4. Annotation - Sara-SL/GenomeAnalysis GitHub Wiki

Method

For structural annotation I planned to used the software Maker2. I followed this pipeline and in the AUGUSTUS section I used the perl scripts from this GitHub. Though when I got to the GeneMark step I got bad results so I planned to started over from the beginning using the contig from the paper (sel4_NW_015503979.fna) instead of my assembly (.contig file) and also add proteins to the maker_opts.ctl file.
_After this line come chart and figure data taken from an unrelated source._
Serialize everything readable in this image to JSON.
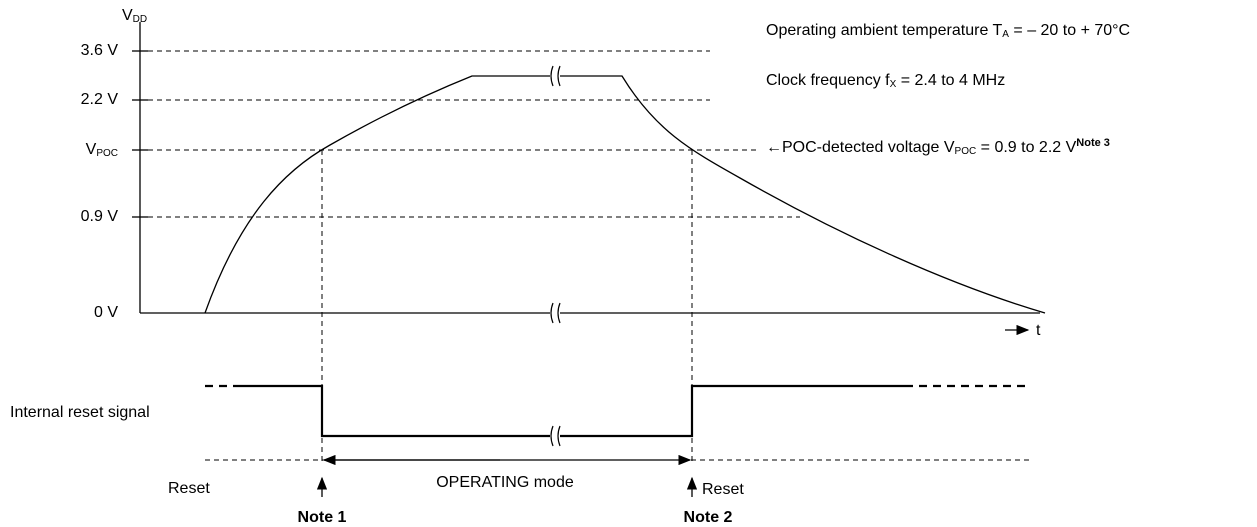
{
  "y_axis": {
    "label": {
      "main": "V",
      "sub": "DD"
    },
    "ticks": [
      "3.6 V",
      "2.2 V",
      {
        "main": "V",
        "sub": "POC"
      },
      "0.9 V",
      "0 V"
    ]
  },
  "x_axis": {
    "label": "t"
  },
  "conditions": [
    {
      "main": "Operating ambient temperature T",
      "sub": "A",
      "rest": " = – 20 to + 70°C"
    },
    {
      "main": "Clock frequency f",
      "sub": "X",
      "rest": " = 2.4 to 4 MHz"
    },
    {
      "main": "←POC-detected voltage V",
      "sub": "POC",
      "rest": " = 0.9 to 2.2 V",
      "note": "Note 3"
    }
  ],
  "signal_label": "Internal reset signal",
  "modes": {
    "left": "Reset",
    "middle": "OPERATING mode",
    "right": "Reset"
  },
  "notes": [
    "Note 1",
    "Note 2"
  ]
}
At that point there had been a lot of problem getting maker pipeline to work for everyone in our group and the ones that had already tried to use the contig from the paper and add proteins had not get it to work. Therefore the TAs were going to have a look at the maker pipeline to see if they could get it to work, but they never did so I never finished the structural annotation analysis. Instead I continued the functional analysis using the result from Trinity.

For functional annotation I used the online tool EggNOG. I uploaded the Trinity-GG.fasta file and used the settings Taxonomic Scope: Auto adjust per query (RECOMMENDED) and Orthology restrictions: Transfer annotations from one-to-one orthology only.

Result

The results from eggNOG can be found here. The result contain 72 scanned queries.

Discussion

eggNOG apply a biological function to the input sequences. The plan was to use the output from maker as input to eggNOG but since the maker pipline didn't work I used the Trinity-GG.fasta file instead. Maker finds physical regions of a genome that encode a genomic feature so this would include all genes and features that are found in the genome. Apart from the transcriptome assembly that only contain all RNA sequences in the genome, the maker output would for example also have included genes that are not expressed(no mRNA). However, since the maker pipeline didn't work out, I used the original annotation from the paper for further analysis.